The Walt Disney Co. does not plan on launching an independent investigation of how ABC handled reports of sexual assault allegations against the former top producer for Good Morning America, according to a report.
The Wall Street Journal reported that the executive producer of GMA, Simone Swink, told staffers this week that such an investigation was not happening “at this time.”
Kim Godwin, the president of ABC News, had told staffers in August that she wanted an independent investigation of the allegations, which were made against Michael Corn, who departed his post abruptly in April.
The Journal, citing a recording of Swink’s staff meeting, reported that she had been informed of the decision by Peter Rice, chairman of general entertainment content for The Walt Disney Co., who said it was outside of his “sphere of influence” to ask for such a probe.

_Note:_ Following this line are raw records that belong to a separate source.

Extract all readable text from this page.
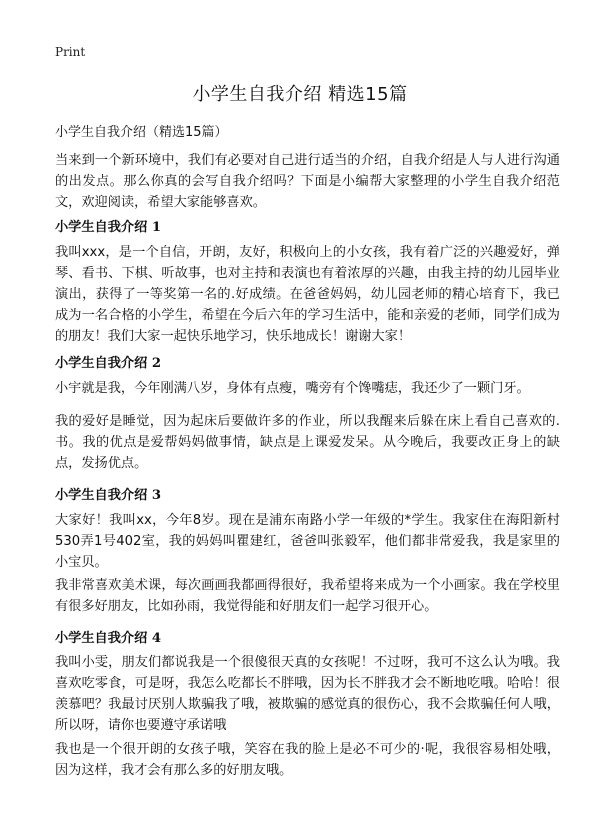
Print
小学生自我介绍 精选15篇
小学生自我介绍（精选15篇）

当来到一个新环境中，我们有必要对自己进行适当的介绍，自我介绍是人与人进行沟通的出发点。那么你真的会写自我介绍吗？下面是小编帮大家整理的小学生自我介绍范文，欢迎阅读，希望大家能够喜欢。

小学生自我介绍 1

我叫xxx，是一个自信，开朗，友好，积极向上的小女孩，我有着广泛的兴趣爱好，弹琴、看书、下棋、听故事，也对主持和表演也有着浓厚的兴趣，由我主持的幼儿园毕业演出，获得了一等奖第一名的.好成绩。在爸爸妈妈，幼儿园老师的精心培育下，我已成为一名合格的小学生，希望在今后六年的学习生活中，能和亲爱的老师，同学们成为的朋友！我们大家一起快乐地学习，快乐地成长！谢谢大家！

小学生自我介绍 2

小宇就是我，今年刚满八岁，身体有点瘦，嘴旁有个馋嘴痣，我还少了一颗门牙。

我的爱好是睡觉，因为起床后要做许多的作业，所以我醒来后躲在床上看自己喜欢的.书。我的优点是爱帮妈妈做事情，缺点是上课爱发呆。从今晚后，我要改正身上的缺点，发扬优点。

小学生自我介绍 3

大家好！我叫xx，今年8岁。现在是浦东南路小学一年级的*学生。我家住在海阳新村530弄1号402室，我的妈妈叫瞿建红，爸爸叫张毅军，他们都非常爱我，我是家里的小宝贝。

我非常喜欢美术课，每次画画我都画得很好，我希望将来成为一个小画家。我在学校里有很多好朋友，比如孙雨，我觉得能和好朋友们一起学习很开心。

小学生自我介绍 4

我叫小雯，朋友们都说我是一个很傻很天真的女孩呢！不过呀，我可不这么认为哦。我喜欢吃零食，可是呀，我怎么吃都长不胖哦，因为长不胖我才会不断地吃哦。哈哈！很羡慕吧？我最讨厌别人欺骗我了哦，被欺骗的感觉真的很伤心，我不会欺骗任何人哦，所以呀，请你也要遵守承诺哦

我也是一个很开朗的女孩子哦，笑容在我的脸上是必不可少的·呢，我很容易相处哦，因为这样，我才会有那么多的好朋友哦。
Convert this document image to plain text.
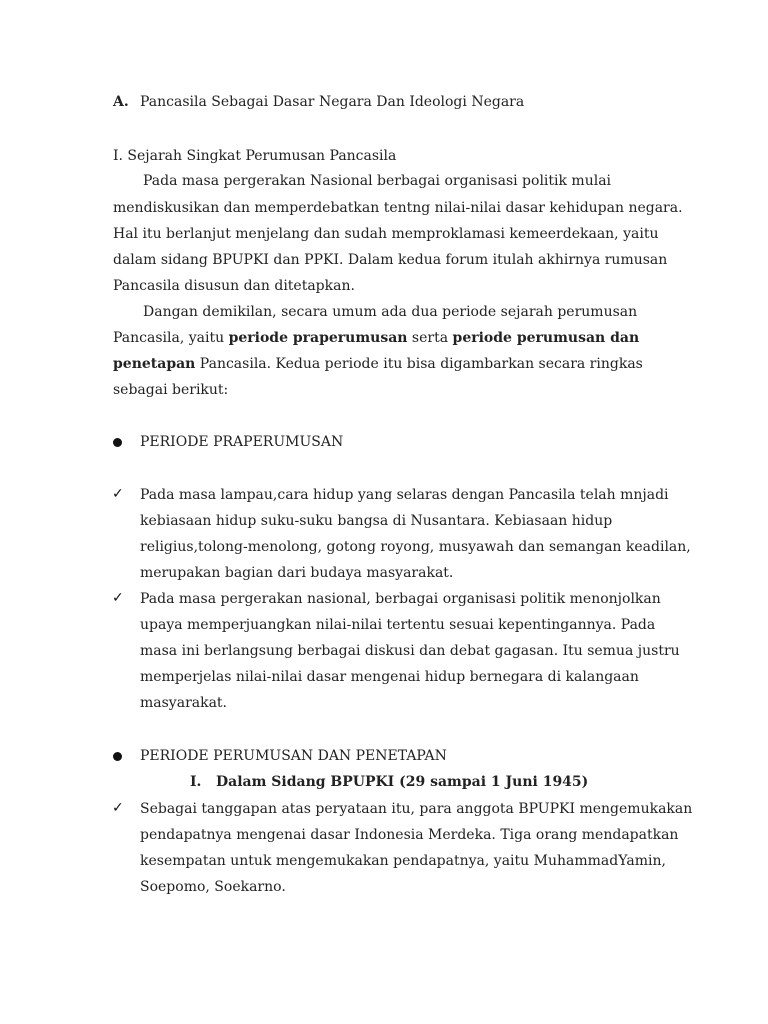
A. Pancasila Sebagai Dasar Negara Dan Ideologi Negara
I. Sejarah Singkat Perumusan Pancasila
Pada masa pergerakan Nasional berbagai organisasi politik mulai
mendiskusikan dan memperdebatkan tentng nilai-nilai dasar kehidupan negara.
Hal itu berlanjut menjelang dan sudah memproklamasi kemeerdekaan, yaitu
dalam sidang BPUPKI dan PPKI. Dalam kedua forum itulah akhirnya rumusan
Pancasila disusun dan ditetapkan.
Dangan demikilan, secara umum ada dua periode sejarah perumusan
Pancasila, yaitu periode praperumusan serta periode perumusan dan
penetapan Pancasila. Kedua periode itu bisa digambarkan secara ringkas
sebagai berikut:
PERIODE PRAPERUMUSAN
✓ Pada masa lampau,cara hidup yang selaras dengan Pancasila telah mnjadi
kebiasaan hidup suku-suku bangsa di Nusantara. Kebiasaan hidup
religius,tolong-menolong, gotong royong, musyawah dan semangan keadilan,
merupakan bagian dari budaya masyarakat.
✓ Pada masa pergerakan nasional, berbagai organisasi politik menonjolkan
upaya memperjuangkan nilai-nilai tertentu sesuai kepentingannya. Pada
masa ini berlangsung berbagai diskusi dan debat gagasan. Itu semua justru
memperjelas nilai-nilai dasar mengenai hidup bernegara di kalangaan
masyarakat.
PERIODE PERUMUSAN DAN PENETAPAN
I. Dalam Sidang BPUPKI (29 sampai 1 Juni 1945)
✓ Sebagai tanggapan atas peryataan itu, para anggota BPUPKI mengemukakan
pendapatnya mengenai dasar Indonesia Merdeka. Tiga orang mendapatkan
kesempatan untuk mengemukakan pendapatnya, yaitu MuhammadYamin,
Soepomo, Soekarno.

The allegations are a matter of litigation, something that would make Disney resistant to launching an independent investigation given the potential liability, according to employment law experts.
A rep for ABC did not immediately respond to a request for comment.
The allegations against Corn became public last month after a GMA staffer, Kirstyn Crawford, filed a lawsuit against him and the network. She claims Corn sexually assaulted her during an Uber ride in Los Angeles in 2015, when they were there for coverage of the Academy Awards, and later that evening at their hotel.
In a statement after the lawsuit was filed, Corn said, “I vehemently deny any allegations that I engaged in improper sexual contact with another woman.” His attorney also disclosed emails, sent to Crawford’s attorney, in which she engages in a friendly conversation with Corn the day after the alleged incident occurred.
Crawford, who is anchor producer for George Stephanopoulos on GMA, claims in the lawsuit that in or around November 2017, Stephanopoulos learned of the alleged assault and reported it to Tanya Menton, a lawyer in the network’s litigation department. The lawsuit also said that publicist Heather Riley and business affairs executive vice president Derek Medina were aware of the allegations. But Crawford’s lawsuit said that she feared retaliation and did not report the claims herself until February of this year.
Her lawsuit also includes claims that another former ABC News staffer, Jill McClain, also alleged that Corn assaulted her in two separate incidents about a decade ago, but that she feared that her career would suffer if she reported it. McClain is not a plaintiff in the lawsuit but is supporting the case, according to Crawford’s complaint. Corn also denied McClain’s allegations.
Disney previously issued a statement on the lawsuit, saying, “We are committed to upholding a safe and supportive work environment and have a process in place that thoroughly reviews and addresses complaints that are made. ABC News disputes the claims made against it and will address this matter in court.”